The security module can modify a security context when it makes a decision. For example, it can modify information about the state of a resource (the security module used the security context to verify that a file is in the "not in use" state and allowed the file to be opened for write access and wrote a new state called "opened for write access" into the security context of this file).
Resource access management by the KasperskyOS kernel
The KasperskyOS kernel manages access to resources by using two mutually complementary methods at the same time: implementing the decisions of the Kaspersky Security Module and implementing a security mechanism based on object capabilities (OCap).
Each handle is associated with rights to access the resource identified by this handle, which means it is a capability in OCap terms. By receiving a handle, a process obtains the rights to access the resource that is identified by this handle. The kernel assigns rights to access system resources and verifies these rights when processes attempt to use the system resources. The kernel also prohibits the expansion of access rights when handles are transferred among processes (when a handle is transferred, access rights can only be restricted).

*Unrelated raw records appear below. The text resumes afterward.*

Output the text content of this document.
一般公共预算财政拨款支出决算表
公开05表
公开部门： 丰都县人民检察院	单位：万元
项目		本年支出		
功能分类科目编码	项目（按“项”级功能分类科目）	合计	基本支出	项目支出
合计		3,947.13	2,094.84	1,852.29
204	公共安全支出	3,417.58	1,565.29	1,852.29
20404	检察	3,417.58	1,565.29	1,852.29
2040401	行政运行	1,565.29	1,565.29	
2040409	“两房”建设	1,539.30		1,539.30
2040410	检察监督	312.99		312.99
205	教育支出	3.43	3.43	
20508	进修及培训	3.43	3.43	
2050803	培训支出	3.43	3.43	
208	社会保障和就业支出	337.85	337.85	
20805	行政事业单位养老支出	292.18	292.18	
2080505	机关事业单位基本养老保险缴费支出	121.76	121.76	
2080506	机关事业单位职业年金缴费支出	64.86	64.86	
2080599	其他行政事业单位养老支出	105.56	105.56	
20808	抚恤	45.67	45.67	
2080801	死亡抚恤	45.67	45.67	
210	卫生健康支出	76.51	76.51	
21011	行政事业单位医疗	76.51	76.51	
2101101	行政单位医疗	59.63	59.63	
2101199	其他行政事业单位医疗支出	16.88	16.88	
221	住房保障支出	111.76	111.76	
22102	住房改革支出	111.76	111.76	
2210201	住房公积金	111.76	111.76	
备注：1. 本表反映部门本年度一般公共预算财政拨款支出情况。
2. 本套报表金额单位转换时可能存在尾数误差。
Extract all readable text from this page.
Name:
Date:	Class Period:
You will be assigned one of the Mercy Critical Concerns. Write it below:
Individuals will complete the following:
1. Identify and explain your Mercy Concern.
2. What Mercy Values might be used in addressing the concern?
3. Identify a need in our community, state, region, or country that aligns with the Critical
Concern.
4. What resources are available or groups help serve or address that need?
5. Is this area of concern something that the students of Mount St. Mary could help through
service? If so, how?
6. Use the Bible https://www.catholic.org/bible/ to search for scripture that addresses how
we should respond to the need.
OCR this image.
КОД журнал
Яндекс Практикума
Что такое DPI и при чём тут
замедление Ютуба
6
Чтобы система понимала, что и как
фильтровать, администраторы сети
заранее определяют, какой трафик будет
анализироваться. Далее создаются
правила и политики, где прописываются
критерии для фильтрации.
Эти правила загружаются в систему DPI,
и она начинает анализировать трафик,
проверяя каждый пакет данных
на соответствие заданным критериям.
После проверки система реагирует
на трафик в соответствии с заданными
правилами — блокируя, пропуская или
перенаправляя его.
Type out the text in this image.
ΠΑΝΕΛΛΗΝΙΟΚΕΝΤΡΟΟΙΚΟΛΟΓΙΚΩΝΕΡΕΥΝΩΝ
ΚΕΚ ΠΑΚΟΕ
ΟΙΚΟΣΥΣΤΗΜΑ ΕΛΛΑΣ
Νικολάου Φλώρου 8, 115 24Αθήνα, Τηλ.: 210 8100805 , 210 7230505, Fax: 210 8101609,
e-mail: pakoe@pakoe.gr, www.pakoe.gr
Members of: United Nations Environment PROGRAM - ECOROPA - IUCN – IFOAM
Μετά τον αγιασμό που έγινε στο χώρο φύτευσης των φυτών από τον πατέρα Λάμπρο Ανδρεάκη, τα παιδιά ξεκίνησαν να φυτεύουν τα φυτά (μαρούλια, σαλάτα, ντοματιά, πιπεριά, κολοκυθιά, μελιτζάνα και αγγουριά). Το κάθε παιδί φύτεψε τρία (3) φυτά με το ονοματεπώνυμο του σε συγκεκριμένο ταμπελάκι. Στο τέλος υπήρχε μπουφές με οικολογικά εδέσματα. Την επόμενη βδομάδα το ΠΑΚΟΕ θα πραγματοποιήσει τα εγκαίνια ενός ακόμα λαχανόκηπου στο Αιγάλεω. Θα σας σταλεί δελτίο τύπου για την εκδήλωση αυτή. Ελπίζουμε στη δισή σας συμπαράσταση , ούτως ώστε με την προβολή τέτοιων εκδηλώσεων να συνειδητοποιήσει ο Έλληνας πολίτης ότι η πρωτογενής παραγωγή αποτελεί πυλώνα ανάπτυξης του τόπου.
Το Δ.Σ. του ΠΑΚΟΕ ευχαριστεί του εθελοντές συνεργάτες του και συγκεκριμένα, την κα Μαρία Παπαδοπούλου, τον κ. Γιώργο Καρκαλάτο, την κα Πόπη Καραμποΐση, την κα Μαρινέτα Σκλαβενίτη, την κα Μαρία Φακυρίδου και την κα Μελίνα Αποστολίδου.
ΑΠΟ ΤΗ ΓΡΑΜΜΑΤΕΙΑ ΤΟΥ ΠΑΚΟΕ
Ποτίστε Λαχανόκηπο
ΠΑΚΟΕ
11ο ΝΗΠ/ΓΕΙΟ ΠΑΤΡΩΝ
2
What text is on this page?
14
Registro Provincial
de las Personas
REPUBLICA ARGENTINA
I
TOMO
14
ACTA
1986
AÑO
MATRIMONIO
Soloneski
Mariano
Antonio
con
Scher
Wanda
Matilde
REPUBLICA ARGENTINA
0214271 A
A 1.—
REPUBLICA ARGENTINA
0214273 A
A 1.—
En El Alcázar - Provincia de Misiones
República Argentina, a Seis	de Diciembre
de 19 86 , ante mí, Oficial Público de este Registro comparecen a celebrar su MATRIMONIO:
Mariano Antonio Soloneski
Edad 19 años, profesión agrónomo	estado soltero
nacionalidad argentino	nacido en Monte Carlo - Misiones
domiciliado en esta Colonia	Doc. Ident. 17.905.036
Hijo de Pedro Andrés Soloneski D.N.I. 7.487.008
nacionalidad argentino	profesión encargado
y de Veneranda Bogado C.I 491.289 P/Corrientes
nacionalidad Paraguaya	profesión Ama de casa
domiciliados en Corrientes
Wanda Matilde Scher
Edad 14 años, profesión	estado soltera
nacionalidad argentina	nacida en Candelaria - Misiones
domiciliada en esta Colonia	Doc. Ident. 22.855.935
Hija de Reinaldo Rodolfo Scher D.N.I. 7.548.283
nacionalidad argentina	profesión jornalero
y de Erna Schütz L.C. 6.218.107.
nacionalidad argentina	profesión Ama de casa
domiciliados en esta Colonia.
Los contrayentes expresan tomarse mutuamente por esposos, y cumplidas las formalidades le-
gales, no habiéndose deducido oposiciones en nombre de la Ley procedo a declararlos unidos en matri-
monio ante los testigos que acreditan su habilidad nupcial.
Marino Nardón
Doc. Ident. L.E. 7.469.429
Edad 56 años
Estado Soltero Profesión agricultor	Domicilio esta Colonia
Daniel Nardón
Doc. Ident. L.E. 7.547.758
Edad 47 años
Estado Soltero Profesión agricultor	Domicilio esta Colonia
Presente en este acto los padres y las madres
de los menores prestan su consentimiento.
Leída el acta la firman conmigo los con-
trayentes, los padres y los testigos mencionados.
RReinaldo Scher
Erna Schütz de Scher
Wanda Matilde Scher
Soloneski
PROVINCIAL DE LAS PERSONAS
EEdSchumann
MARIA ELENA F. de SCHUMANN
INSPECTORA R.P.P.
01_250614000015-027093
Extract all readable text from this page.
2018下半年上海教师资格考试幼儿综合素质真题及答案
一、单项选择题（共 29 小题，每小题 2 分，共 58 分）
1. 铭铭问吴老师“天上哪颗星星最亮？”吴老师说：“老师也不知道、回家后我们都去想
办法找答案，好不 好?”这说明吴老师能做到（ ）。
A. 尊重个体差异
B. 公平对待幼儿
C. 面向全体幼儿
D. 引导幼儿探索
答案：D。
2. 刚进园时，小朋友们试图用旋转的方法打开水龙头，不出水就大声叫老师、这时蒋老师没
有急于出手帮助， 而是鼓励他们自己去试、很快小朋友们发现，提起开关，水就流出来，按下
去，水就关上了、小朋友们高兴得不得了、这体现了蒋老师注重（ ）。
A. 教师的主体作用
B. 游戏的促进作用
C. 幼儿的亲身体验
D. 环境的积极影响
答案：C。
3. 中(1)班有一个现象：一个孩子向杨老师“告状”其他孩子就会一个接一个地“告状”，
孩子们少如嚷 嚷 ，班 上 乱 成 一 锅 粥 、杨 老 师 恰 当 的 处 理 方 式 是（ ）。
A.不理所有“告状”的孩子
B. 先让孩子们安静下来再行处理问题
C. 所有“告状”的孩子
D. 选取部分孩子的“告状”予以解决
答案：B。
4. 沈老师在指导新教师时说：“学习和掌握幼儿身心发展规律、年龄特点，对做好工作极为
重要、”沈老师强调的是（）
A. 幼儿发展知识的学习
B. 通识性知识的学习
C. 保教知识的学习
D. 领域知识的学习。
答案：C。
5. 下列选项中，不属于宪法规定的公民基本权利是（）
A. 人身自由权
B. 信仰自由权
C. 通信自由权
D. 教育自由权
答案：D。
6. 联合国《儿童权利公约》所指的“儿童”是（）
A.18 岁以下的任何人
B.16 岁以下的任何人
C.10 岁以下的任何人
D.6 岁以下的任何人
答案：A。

Resource access management by resource providers
Processes that manage user resources and manage access to those resources for other processes are referred to as resource providers. For example, drivers are resource providers. Resource providers manage access to resources by using two mutually complementary methods: implementing the decisions of the Kaspersky Security Module and using the OCap mechanism that is implemented by the KasperskyOS kernel.
If a resource is queried by its name (for example, to open it), the security module cannot be used to manage access to the resource without the involvement of the resource provider. This is because the security module identifies a resource by its SID, not by its name. In such cases, the resource provider finds the resource handle based on the resource name and forwards this handle (together with other data, such as the required state of the resource) to the security module via the security interface (the security module receives the SID corresponding to the transferred handle). The security module makes a decision and returns it to the resource provider. The resource provider implements the decision of the security module.
Processes that use the resources provided by resource providers or by the kernel are referred to as resource consumers. When a resource consumer opens a user resource, the resource provider sends the consumer the handle associated with the rights to access this resource. In addition, the resource provider decides which specific rights for accessing the resource will be granted to the resource consumer. Before actions are taken on a resource requested by a consumer, the resource provider verifies that the consumer has sufficient rights. If the consumer does not have sufficient rights, the resource provider rejects the request of the consumer.